Sorry about the issue and thank you for your support and patience.

Thanks,

We are actually still having the issue and it’s delaying the website from launching. At the moment I have pressure on me to get this fixed.

I’ve upgraded the server to 2 vCPU hoping this will help the issue, but doesn’t seem to have an effect. It’s if you have two “deployment trigger hook” fired at the same time.

At the moment, any time they make CMS changes I have to manually deploy, I can’t babysit the server like this.

EDIT:
“We are also thinking of a way to not fire deployments consecutively like what happened to you. If you have any suggestions on how to better handle it, we would love to hear them.”

I think it would be fine to cancel any duplicated requests at the same time and only action the most recent.

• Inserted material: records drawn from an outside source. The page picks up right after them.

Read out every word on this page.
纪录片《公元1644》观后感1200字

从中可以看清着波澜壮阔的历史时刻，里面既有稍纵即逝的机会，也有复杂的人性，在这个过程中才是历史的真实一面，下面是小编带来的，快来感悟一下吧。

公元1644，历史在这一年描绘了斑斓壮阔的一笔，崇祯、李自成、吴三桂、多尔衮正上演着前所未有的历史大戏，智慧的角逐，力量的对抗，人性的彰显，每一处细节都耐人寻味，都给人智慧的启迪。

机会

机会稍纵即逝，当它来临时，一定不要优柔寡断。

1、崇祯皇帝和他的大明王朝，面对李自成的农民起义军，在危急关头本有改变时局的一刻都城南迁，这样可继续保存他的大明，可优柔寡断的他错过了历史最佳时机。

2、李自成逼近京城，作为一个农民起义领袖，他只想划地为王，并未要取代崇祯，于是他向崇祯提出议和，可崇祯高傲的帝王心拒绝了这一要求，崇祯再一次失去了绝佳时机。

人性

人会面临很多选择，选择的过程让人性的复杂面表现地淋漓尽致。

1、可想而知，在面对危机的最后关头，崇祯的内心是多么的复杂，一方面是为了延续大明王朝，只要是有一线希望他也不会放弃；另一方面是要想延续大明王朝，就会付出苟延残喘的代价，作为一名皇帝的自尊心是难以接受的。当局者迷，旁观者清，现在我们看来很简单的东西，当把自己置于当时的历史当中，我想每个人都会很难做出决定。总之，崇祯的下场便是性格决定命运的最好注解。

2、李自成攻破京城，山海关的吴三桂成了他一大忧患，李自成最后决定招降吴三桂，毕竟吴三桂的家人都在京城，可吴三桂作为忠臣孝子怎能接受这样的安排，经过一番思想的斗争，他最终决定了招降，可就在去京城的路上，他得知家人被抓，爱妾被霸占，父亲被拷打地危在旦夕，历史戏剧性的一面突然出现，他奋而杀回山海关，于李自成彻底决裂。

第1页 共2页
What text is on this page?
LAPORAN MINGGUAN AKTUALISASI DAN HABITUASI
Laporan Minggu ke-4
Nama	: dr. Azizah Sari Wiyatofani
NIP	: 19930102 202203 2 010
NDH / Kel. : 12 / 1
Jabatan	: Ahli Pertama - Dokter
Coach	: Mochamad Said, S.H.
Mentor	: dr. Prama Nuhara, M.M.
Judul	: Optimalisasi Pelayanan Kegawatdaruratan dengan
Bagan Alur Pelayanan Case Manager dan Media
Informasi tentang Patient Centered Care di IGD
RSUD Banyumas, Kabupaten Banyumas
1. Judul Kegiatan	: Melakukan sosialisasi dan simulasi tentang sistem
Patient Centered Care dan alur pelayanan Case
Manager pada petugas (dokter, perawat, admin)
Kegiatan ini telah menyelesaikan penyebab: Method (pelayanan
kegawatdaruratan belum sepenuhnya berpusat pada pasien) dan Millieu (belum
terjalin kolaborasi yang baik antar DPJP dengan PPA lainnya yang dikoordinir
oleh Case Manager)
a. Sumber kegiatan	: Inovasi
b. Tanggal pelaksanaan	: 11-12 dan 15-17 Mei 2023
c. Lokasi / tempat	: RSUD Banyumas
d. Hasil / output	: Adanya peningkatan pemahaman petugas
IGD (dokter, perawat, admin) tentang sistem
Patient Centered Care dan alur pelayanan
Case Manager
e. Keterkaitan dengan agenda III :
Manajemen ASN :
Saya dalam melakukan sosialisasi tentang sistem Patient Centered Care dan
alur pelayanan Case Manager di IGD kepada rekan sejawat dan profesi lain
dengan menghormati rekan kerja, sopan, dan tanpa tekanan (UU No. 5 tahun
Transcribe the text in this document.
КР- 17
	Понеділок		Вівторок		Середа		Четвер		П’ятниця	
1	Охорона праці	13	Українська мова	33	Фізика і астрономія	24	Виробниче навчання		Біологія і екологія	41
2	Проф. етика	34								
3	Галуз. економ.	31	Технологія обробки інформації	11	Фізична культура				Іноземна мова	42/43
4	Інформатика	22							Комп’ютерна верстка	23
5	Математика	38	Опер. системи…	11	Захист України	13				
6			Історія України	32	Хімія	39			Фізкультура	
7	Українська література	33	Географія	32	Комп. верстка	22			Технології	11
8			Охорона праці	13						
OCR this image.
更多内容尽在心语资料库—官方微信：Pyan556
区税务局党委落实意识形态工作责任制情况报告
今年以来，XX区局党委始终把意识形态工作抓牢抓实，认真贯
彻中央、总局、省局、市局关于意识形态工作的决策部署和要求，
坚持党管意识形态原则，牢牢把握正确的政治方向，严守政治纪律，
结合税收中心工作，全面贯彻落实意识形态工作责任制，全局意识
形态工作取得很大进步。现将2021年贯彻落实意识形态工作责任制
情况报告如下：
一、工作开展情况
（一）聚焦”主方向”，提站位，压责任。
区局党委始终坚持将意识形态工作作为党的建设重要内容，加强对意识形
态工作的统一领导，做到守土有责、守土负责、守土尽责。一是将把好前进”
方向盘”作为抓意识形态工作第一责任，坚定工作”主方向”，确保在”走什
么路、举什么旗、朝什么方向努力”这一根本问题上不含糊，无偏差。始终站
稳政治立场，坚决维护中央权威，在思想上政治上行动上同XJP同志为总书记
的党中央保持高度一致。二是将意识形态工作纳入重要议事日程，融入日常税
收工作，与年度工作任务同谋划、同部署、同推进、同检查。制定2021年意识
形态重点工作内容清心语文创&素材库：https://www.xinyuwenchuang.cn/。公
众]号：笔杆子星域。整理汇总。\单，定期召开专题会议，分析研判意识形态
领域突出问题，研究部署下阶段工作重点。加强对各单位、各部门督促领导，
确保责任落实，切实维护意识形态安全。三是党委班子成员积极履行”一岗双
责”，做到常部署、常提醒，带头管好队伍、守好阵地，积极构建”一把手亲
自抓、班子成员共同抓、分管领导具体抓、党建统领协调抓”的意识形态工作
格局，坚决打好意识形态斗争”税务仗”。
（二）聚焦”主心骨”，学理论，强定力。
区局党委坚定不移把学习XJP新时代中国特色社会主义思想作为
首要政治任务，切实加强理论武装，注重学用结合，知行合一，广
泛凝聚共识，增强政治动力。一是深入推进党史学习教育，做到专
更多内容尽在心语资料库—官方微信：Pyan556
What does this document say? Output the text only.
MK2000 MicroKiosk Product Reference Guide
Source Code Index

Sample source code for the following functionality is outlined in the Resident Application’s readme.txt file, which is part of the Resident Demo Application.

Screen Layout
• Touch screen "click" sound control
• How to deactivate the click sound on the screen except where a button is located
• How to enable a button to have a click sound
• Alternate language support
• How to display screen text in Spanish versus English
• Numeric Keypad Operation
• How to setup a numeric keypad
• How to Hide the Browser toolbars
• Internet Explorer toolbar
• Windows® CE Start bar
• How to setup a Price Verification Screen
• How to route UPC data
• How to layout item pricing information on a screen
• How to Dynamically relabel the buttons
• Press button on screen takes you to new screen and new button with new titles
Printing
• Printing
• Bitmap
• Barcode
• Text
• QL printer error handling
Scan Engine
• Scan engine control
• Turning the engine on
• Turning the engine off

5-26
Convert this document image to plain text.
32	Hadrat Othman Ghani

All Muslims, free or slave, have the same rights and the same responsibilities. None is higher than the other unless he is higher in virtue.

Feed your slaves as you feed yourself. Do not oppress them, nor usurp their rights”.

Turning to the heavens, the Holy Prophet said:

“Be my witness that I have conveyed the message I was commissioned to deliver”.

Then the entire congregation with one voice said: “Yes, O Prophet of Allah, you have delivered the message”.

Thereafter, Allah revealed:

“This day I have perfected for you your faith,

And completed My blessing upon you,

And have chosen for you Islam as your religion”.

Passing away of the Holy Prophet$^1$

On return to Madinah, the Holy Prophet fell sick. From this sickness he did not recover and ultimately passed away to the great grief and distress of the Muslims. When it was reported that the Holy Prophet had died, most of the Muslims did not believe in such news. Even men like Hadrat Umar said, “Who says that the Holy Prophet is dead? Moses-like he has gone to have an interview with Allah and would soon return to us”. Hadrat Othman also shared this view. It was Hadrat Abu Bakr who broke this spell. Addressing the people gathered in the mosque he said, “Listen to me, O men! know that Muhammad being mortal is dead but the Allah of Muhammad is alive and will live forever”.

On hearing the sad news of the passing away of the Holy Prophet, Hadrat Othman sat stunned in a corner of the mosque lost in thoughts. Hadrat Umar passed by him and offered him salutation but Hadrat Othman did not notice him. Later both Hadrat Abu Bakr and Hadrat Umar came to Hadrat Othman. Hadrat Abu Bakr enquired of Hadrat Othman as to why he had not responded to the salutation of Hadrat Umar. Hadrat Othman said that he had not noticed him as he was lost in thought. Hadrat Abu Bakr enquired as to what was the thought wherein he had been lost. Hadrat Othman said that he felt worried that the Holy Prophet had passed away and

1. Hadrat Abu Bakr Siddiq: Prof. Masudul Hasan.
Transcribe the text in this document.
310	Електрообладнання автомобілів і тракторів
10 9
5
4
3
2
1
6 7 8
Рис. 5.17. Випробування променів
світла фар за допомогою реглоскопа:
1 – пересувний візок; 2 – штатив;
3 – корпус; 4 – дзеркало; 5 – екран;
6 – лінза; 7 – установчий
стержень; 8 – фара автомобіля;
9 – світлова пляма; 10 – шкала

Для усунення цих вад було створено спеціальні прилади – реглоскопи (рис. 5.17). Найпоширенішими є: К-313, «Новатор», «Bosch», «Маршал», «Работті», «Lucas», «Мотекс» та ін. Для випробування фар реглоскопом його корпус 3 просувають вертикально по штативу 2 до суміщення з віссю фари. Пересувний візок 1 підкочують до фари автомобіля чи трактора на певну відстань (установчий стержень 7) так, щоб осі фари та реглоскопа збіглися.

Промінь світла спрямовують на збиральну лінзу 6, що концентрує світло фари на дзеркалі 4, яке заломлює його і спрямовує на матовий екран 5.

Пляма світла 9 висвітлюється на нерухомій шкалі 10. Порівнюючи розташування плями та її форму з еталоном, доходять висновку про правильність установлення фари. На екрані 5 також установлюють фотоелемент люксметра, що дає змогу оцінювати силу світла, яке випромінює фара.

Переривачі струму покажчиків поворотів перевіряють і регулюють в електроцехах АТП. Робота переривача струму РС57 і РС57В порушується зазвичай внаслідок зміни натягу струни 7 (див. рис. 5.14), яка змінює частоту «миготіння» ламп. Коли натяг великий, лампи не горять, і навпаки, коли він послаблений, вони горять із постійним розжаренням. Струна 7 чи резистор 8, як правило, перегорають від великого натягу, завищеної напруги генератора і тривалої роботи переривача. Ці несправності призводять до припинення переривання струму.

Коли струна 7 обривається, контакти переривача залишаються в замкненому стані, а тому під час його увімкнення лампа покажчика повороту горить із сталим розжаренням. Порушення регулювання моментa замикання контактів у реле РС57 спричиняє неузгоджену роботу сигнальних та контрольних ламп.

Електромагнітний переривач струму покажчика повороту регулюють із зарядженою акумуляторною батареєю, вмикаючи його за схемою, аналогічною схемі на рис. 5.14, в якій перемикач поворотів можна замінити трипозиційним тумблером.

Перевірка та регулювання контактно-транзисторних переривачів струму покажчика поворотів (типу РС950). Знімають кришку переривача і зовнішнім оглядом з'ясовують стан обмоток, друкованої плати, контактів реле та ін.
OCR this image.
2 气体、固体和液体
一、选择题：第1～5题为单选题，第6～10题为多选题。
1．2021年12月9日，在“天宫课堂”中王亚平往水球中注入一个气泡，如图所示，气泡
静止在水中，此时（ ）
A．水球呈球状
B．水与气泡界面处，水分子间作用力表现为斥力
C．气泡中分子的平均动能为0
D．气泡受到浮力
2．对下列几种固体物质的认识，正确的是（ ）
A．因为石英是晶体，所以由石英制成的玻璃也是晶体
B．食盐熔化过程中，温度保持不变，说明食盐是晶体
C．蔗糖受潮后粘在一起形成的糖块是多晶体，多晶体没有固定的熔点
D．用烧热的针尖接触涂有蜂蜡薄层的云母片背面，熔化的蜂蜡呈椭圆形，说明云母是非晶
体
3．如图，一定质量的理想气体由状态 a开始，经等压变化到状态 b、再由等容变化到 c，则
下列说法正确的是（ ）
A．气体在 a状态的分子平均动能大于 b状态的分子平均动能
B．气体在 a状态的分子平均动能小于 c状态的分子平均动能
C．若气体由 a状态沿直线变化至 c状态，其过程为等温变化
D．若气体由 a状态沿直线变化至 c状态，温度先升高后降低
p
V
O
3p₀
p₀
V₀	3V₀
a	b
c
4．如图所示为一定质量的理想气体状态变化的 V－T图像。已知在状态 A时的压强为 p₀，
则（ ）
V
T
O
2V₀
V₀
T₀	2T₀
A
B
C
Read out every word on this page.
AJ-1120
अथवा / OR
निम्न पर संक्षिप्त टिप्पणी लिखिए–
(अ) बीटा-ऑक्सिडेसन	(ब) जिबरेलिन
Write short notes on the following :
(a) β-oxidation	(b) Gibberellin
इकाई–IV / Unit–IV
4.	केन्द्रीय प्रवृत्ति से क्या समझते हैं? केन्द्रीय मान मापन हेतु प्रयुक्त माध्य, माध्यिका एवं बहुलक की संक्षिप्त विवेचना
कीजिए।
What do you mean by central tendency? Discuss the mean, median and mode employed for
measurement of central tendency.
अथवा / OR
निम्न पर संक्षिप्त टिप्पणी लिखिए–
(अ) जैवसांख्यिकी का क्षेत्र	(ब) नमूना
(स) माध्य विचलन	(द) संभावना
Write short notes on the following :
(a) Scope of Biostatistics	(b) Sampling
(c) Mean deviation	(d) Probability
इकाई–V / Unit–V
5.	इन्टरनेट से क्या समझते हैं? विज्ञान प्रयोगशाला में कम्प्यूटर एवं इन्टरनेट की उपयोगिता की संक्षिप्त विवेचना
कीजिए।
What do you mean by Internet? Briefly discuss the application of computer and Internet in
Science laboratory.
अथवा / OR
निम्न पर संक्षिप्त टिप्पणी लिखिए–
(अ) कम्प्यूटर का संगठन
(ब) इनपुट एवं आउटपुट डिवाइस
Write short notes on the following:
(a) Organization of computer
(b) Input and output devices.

I can’t think of any example in which this would cause issues but it would prevent a rush from the CMS.

The CMS is Directus, basically it has webhooks but if you have repeaters for relationship data for example you have a list of “events” you also have a “featured events” relationship on the homepage. Adding new events or re-ordering the events on the homepage will trigger both an update for “homepage” and also “events”. This might be something I can fix on Directus side, but I’m unsure. It also means that there is a possibility of freezing deployments if they update content quickly which worries me.

Hello @Tom,

We’ve made some fixes but found out that wouldn’t fix your issue. We’re making another fix that we think will resolve the issue.

We’re really sorry for all the inconvenience it has caused.

Thank you so much Anish!

Just want to say that Cleavr is an amazing bit of software and I completely believe in it. The support is amazing and you guys are doing an amazing job. I really appreciate you looking in to this.